The UCL group took this strategy a step further by exploiting a block of spare wavelengths. Fiber optic lines for long-distance transmission typically carry only light in the so-called C band, which spans 1530–1565 nm, although some cables make use of portions of the L band between 1568 and 1605 nm. The UCL team added wavelengths in the little-used S band between 1484 and 1520 nm. Deploying three lasers and a combination of amplifiers, they achieved a spectral range of 16.8 THz, the most for a fiber with one core and about twice the value for the best commercial fiber optic networks. With the added bandwidth, the researchers were able to send data at 178 Tbps for 40 km over a standard fiber, which had a nominal capacity of 100 Gbps . ‘‘This a beautiful demonstration of using a broader wavelength range,” said Willner.
However, transmitting more wavelengths typically means adding lasers and other equipment, which is expensive and consumes large amounts of power.
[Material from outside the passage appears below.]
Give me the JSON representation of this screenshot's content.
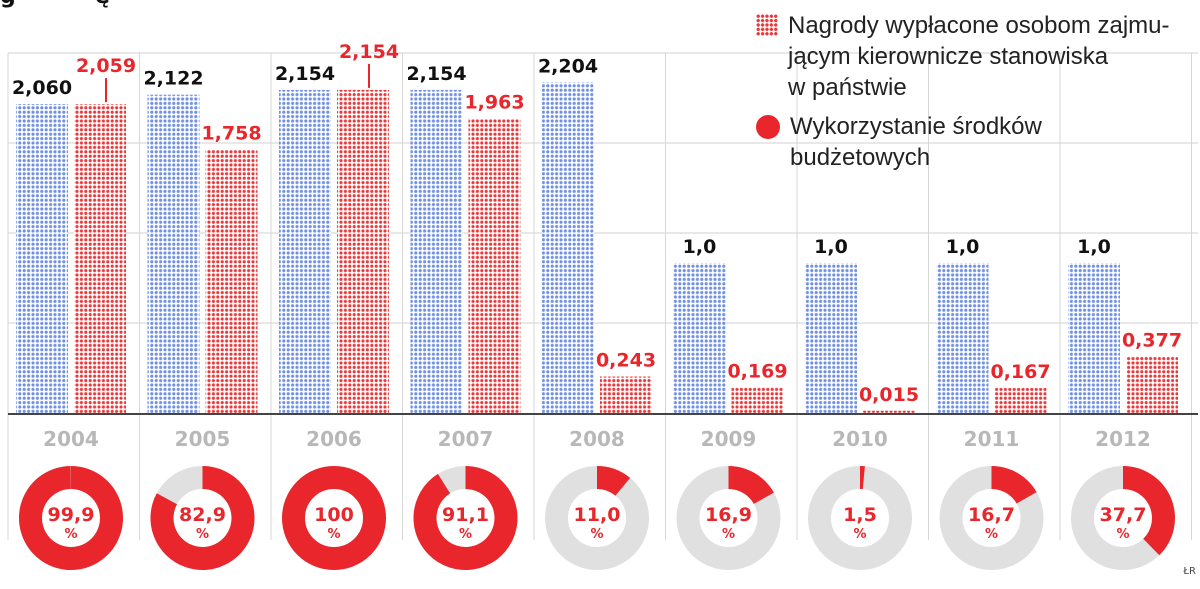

In 2020 another team demonstrated that they could pack much of the electronics into one microchip . Bill Corcoran, a lecturer in electrical and computer systems engineering at Monash University in Melbourne, VIC, Australia, and colleagues developed a microcomb, a device that pairs a laser with an optical resonator that splits the laser’s light into 80 wavelengths. The researchers reported a transmission rate of 40 Tbps for nearly 77 km through an installed fiber linking Monash University to Royal Melbourne Institute of Technology University, another university in the Melbourne area. ‘‘We’ve provided a way to reduce the amount of equipment needed,” said Corcoran.
The Infinera–Windstream collaboration took on a different transmission problem. Telecommunications companies are debuting networks with capacities of 400 Gbps and even 800 Gbps. But because performance declines with distance, a 400 Gbps line typically can sustain that transmission rate for only about 100 km. The Infinera–Windstream team was able to maintain the 800 Gbps rate over 700 km in part because it used so-called Nyquist subcarriers, which are generated by carving the beam from each laser into multiple data streams. One benefit to the approach is that it reduces chromatic dispersion as the light travels through the fiber.
Ballato said that demonstrations like the one by the UCL group are important because they show what is possible, but the Infinera– Windstream test illustrates what performance is attainable now. ‘‘They are showing 800 Gbps over a real network, which is impressive.”
The upshot, the experts agree, is that large gains in capacity are on the way. ‘‘The result from the UCL group is a sign of things to come. It may take a few years, but the commercial demand is there,” said Ballato. But innovation will have to continue, said Willner. ‘‘Even when you double capacity, it will only last for a few years.”